Focus on their behaviour rather than who they are as a person. For example, rather than saying “you’re so mean”, tell them what it is that they do that you find mean. E.g. “When you went off with your friends at that party and left me on my own, I thought that was mean”.
Avoid bringing up stuff from the past. Focus on the current issue and stick to this for now – past issues can be addressed at another time.
Use “I statements” like I feel… I thought… I want… rather than “you statements” like “you always” and “you never”, which can sound like blaming, judging or attacking.
Use your body language as well as your words. Have a calm tone of voice, sit down next to the person, with an open posture, don’t cross your arms, have an angry expression – these things can help the other person to not feel threatened and will help them be more open to what you have to say.
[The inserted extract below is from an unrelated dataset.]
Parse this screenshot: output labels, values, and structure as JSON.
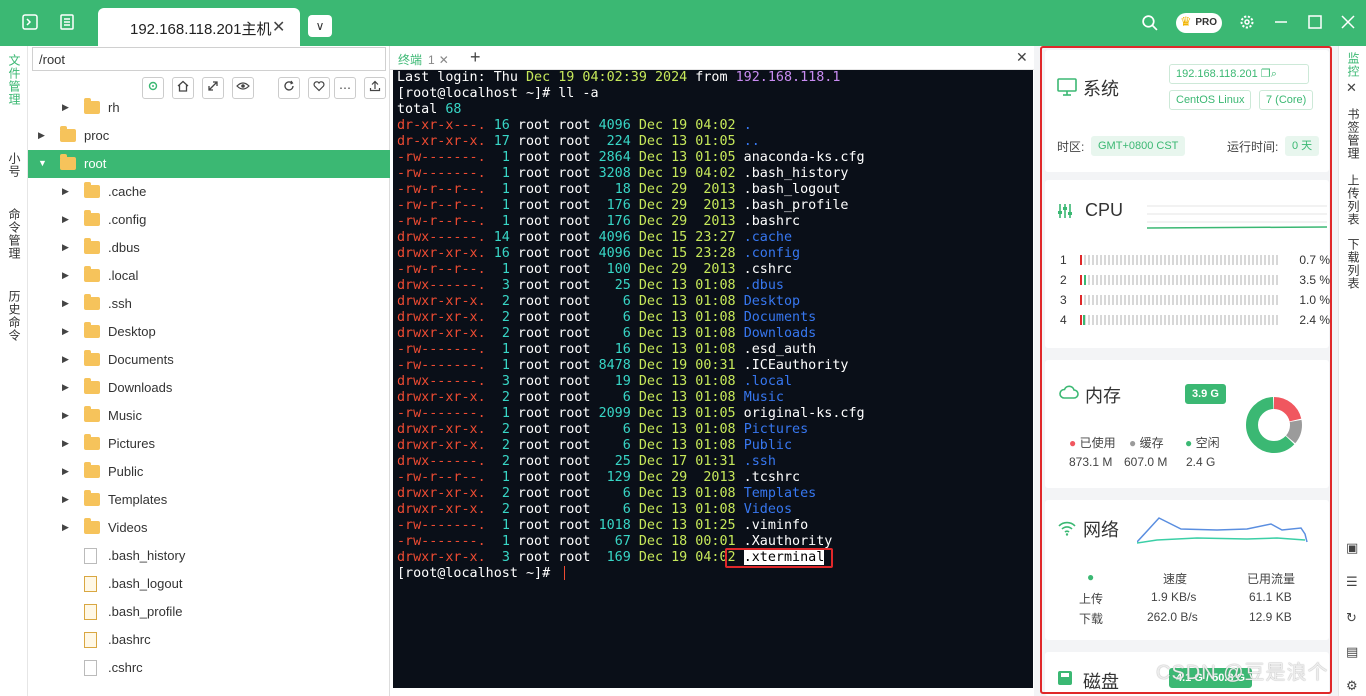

Keep calm. If you feel you’re getting worked up or angry during the conversation, take some deep breaths or a five minute break to calm down.
Listen to how they feel. Don’t interrupt. Don’t defend. Just listen and only when they are finished, then share.
Try and understand where they are coming from. Let them know you’ve heard them by saying things like “I understand that you feel like I …” and “It sounds like you feel….”
remember it’s just one opinion. Listen to that opinion and take it on board if it seems like a fair point or something that can help, but if it doesn’t then leave that opinion behind and move on. The important thing is to consider it.
- Don’t be stubborn or proud - being able to apologise and admit when you’re wrong shows strength, not weakness. A simple “sorry” can save a lot of strife.